Fake News, Vergiftungen und Flugkosten
Von Jessica Unglaub
Was haben Fake News, Vergiftungen und Flugkosten gemeinsam? Auf den ersten Blick nicht viel. Doch diese Themen waren es, die Sophie Menner, Journalistin beim Bayerischen Rundfunk, und Julius Seibt, freier Journalist, für die Schülerinnen und Schüler der Klassen 8b und 11c des Gabriel-von-Seidl-Gymnasiums Bad Tölz im Gepäck hatten.

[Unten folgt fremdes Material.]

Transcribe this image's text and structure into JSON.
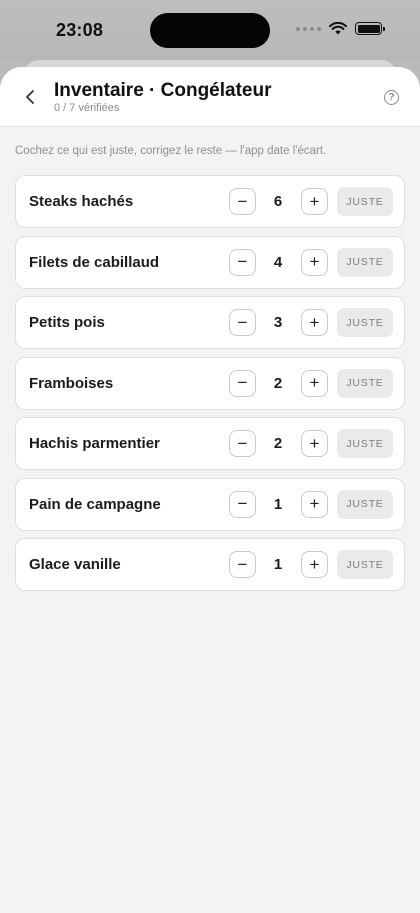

In den Deutschstunden am 20. März veranschaulichten die Gäste die Entstehung von Desinformation mit Hilfe der Flüsterpost, um dann Tipps zu geben, wie man Nachrichten auf ihren Wahrheitsgehalt prüfen kann. Sie punkteten bei den Schülerinnen und Schülern auch durch Einblicke in investigative Recherchearbeit am Beispiel einer großen Reportage über eine Kupfermine in Peru, die ursächlich für Vergiftungen bei der dortigen Bevölkerung ist. Alltägliche Herausforderungen des Journalistenberufs stellten die beiden ebenfalls vor, beispielsweise die Finanzierung der Aufwände, wie Flugkosten, oder Gefahren, denen Korrespondentinnen und Korrespondenten in Kriegsgebieten ausgesetzt sind.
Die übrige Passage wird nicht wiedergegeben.